The highly polarised conflict between two opposing options is over and the rules of democracy dictate that this new government has established, beyond any discussion, its right to define policy for better or for worse, whether one likes it or not. The immediate question this year is a different one – not whether the government has a mandate to pursue its plan but whether it has one, whether it knows what it wants and whether some of the means towards the ends chosen are not counterproductive to its own aims.
Just a couple of examples to illustrate this question from a hectic first three weeks barely interrupted by the Christmas and New Year holidays. Irritating as it might be for globetrotters, the 30 percent tax slapped on credit card spending overseas not only lies within the new government’s theoretical right to set policy but also has some technical arguments in its favour – not even the most ardent admirer of the previous president Mauricio Macri could defend tourist sprees in Miami as the best possible use of the freedoms offered by his administration. But having said this, it leaves open the question of whether this government knows what it wants because it pursues two contradictory aims – to staunch the haemorrhage of dollars abroad and to fund council housing schemes. If it does indeed discourage travel abroad, it will not generate much revenue while if it does, it will not prove a very effective capital control.
Perhaps a more important example is the past week’s U-turns over petrol prices. The five percent increase proposed by the new YPF chief Guillermo Nielsen, with a view to sending a positive message to potential Vaca Muerta shale investors, was not opposed by President Alberto Fernández until almost the last minute before its implementation, when he had a panic attack over the likely impact on this month’s inflation figures. Yet the dream of Vaca Muerta as a cash cow (no pun intended) remained strong enough for Fernández to postpone the implementation of liquid fuel and carbon emission taxation (equivalent to around three percent of the total price) until next month with the last decree of 2019. The damage has already been done, however – not only does the scale of investments required to tap Vaca Muerta fully work with a rather longer-term perspective than from one month to the next but price intervention so early in this presidency in line with political criteria sends out a disastrous message when even steep nominal increases would still leave Argentina badly behind international dollar prices, given last year’s devaluation of 60 percent.
Always assuming that those global oil prices remain steady – something which seems highly unlikely, following the slaying of Iranian Revolutionary Guard commander Haj Qassem Soleimani and Hezbollah leader Abu Mahdi al-Muhandis in Iraq yesterday.
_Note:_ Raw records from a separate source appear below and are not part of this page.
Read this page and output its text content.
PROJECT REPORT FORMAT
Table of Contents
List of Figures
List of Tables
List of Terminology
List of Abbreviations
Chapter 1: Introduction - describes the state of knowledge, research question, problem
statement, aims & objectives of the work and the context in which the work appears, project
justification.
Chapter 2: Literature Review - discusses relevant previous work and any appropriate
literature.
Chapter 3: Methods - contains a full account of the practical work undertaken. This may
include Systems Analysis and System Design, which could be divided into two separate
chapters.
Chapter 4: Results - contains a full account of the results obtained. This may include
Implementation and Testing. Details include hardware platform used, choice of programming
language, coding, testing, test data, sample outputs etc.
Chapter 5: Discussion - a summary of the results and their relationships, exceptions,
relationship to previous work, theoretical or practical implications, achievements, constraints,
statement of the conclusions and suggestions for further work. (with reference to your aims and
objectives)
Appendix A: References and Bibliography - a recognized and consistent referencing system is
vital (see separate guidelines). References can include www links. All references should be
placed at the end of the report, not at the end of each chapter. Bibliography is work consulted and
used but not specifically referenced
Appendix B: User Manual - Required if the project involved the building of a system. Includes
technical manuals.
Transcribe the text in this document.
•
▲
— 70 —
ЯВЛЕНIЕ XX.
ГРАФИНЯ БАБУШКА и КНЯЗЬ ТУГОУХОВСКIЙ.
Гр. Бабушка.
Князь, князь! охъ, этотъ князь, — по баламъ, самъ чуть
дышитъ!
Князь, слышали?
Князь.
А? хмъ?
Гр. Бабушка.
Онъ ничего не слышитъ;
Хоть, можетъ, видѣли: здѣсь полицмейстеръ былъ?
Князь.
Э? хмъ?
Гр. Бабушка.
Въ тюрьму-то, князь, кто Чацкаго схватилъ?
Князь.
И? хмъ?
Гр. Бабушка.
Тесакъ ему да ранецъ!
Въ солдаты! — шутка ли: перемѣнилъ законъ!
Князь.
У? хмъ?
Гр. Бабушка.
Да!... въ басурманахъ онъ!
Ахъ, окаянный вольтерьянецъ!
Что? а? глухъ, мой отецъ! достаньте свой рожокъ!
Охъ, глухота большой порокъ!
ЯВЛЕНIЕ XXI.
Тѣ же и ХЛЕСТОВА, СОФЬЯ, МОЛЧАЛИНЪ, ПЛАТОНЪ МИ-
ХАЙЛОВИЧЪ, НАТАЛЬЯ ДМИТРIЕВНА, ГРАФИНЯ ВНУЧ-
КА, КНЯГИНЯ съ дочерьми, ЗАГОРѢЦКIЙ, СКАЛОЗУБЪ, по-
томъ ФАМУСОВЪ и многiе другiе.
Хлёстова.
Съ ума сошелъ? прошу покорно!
This brings up a further doubt concerning the new presidency – not only do we lack assurance that it has a plan and knows what it is doing but its domestically driven agenda severely underestimates the importance of defining Argentina’s place in the world. Fernández was clearly thinking exclusively of national politics (and especially his own complex coalition) when he lurched into what is being perceived by some as another of this week’s U-turns – stating that evidence is lacking to consider the death of special prosecutor Alberto Nisman almost four years ago to be a murder at the same time that a 2017 documentary by Netflix (curiously subject to eight percent under the new tax, not the full 30 percent) shows him expressing doubts about suicide. To be fair to the new president, Nisman’s death continues to be a strangely baffling case where both murder and suicide seem implausible for different reasons but given Nisman’s insistent probes into Tehran’s responsibility for the 1994 terrorist car-bomb destruction of AMIA Jewish community centre, these remarks are unintentionally horribly timed when world peace once again hangs in the balance over Iran.
In conclusion, this new government not only needs a plan but also a global vision extending rather further afield than the Malvinas, where the British presence was repudiated on its 187th anniversary yesterday.